Neurologic/CNS ...Orally, ginger may cause sedation, drowsiness, or dizziness (16306,17933,51845).
General
...Orally, peony seems to be well tolerated when used alone and as part of Chinese herbal formulas.
Most Common Adverse Effects:
Orally: Abdominal distension, anorexia, diarrhea, gastrointestinal discomfort, nausea.
Topically: Dermatitis.
Dermatologic ...Topically, peony has been reported to cause contact dermatitis (13555).
Endocrine ...Orally, a specific traditional Chinese medicine preparation called DDT has been reported to lower follicle-stimulating hormone (FSH) levels and increase estradiol levels. It is not known if this effect is due to peony or the other ingredients (48404). Another specific traditional Chinese medicine preparation, Toki-shakuyaku-san, has been reported to increase plasma progesterone levels in some patients. It is not known if this effect is due to peony or the other ingredients (15294).
Gastrointestinal ...Orally, peony and total glucosides of peony (TGP) have been reported to cause gastrointestinal discomfort, including abdominal distension, anorexia, diarrhea, and nausea, in some patients (13538,92785,97949,98466,100992). In one clinical study, diarrhea was reported in 5% of patients taking TGP 600 mg three times daily for 24 weeks versus 1% of patients taking placebo (100992).

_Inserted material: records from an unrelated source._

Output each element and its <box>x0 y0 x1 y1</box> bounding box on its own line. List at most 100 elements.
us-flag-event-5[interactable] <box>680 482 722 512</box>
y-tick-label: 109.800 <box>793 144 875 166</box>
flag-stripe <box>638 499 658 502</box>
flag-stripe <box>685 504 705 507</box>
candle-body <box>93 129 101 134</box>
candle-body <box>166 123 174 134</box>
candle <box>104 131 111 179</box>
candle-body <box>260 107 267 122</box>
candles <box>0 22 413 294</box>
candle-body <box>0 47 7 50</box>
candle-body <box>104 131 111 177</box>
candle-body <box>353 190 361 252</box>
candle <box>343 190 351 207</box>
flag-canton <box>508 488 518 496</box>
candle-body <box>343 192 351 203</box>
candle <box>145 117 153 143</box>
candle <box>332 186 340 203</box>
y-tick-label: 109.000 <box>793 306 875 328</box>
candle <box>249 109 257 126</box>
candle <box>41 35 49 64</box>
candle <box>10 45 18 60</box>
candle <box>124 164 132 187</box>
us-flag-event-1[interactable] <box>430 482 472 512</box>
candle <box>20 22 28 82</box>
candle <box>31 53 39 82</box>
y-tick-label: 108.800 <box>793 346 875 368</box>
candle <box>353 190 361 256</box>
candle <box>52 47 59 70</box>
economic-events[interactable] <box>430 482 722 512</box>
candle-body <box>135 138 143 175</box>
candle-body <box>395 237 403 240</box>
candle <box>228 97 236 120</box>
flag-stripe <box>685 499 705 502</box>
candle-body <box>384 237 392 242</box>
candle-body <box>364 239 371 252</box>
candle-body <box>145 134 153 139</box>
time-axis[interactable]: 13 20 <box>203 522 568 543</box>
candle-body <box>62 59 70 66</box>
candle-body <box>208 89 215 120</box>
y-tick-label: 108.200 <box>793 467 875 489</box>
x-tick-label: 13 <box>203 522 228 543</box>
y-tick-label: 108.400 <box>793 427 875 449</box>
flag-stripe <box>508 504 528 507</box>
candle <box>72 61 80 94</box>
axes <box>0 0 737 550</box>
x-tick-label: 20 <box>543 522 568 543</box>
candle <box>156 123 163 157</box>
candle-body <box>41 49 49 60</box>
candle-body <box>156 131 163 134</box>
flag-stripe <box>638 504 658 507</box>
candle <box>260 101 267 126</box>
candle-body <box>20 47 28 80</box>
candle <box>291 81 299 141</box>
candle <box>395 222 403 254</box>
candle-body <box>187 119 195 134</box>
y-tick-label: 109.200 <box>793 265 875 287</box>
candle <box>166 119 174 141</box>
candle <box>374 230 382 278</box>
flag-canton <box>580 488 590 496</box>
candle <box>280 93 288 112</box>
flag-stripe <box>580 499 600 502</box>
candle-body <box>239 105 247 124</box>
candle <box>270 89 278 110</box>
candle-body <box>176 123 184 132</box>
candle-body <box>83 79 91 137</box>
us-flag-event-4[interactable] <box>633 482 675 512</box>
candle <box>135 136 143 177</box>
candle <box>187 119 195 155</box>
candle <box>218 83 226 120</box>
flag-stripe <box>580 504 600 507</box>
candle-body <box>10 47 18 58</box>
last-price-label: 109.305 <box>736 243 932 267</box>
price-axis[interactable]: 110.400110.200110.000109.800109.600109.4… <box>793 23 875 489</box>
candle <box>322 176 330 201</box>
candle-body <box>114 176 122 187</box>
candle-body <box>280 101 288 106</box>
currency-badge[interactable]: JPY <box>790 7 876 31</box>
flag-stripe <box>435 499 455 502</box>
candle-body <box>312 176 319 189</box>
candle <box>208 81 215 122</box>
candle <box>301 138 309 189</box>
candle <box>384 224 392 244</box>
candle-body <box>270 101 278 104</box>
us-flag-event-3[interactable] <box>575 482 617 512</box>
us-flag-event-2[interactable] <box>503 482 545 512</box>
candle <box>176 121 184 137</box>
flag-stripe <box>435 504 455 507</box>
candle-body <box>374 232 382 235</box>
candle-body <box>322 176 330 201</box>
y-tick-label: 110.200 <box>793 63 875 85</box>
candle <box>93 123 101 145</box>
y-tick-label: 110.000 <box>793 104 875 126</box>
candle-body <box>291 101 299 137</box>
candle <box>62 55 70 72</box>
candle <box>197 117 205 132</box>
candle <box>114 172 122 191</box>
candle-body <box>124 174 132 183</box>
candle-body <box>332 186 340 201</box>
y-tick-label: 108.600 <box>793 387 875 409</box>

Hematologic ...Orally, there is one case report of easy gum bleeding, epistaxis, and skin bruising with an international normalized ratio (INR) above 6 in a 61-year-old male who was previously stable on warfarin therapy. This patient had switched from one brand of quilinggao, a popular Chinese herbal product, to another brand 5 days prior. This product contained Fritillaria spp. (beimu), Paeonia rubra, Chinese peony (chishao), Lonicera japonica (jinyinhua), and Poncirus trifoliata (jishi). The patient's INR decreased to 1.9 after temporary withdrawal of warfarin therapy. Upon re-initiation of quilinggao, his INR increased to 5.2. It is not known if the increased INR is due to peony or the other ingredients (68343).
General
...Orally and intravenously, safflower oil seems to be well tolerated.
Serious Adverse Effects (Rare):
Orally: Liver failure.
Dermatologic ...Intravenously, safflower yellow, a constituent of safflower flower, can cause skin rash (94038,94041). In one case, adjusting the rate of the drip improved the rash (94041).
Hepatic ...Orally, safflower oil has been associated with liver failure. There are at least 7 case reports of acute liver failure requiring liver transplant that are probably associated with over-use of safflower oil, usually for weight loss purposes. However, it is not clear what dose or duration of safflower use led to liver failure in these cases (99138).
Immunologic ...Safflower can cause an allergic reaction in individuals sensitive to the Asteraceae/Compositae family. Members of this family include ragweed, chrysanthemums, marigolds, daisies, and many other herbs.
General ...Orally, zizyphus fruit extract and powder seem to be well tolerated.
Gastrointestinal ...Orally, zizyphus fruit extract was associated with three cases of mild diarrhea in newborn infants (93306). Zizyphus seed extract was associated with one case of dry mouth and one case of increased bowel movements in a small clinical study (107921).
Neurologic/CNS ...Orally, zizyphus seed extract was associated with two cases of headache in a small clinical study (107921).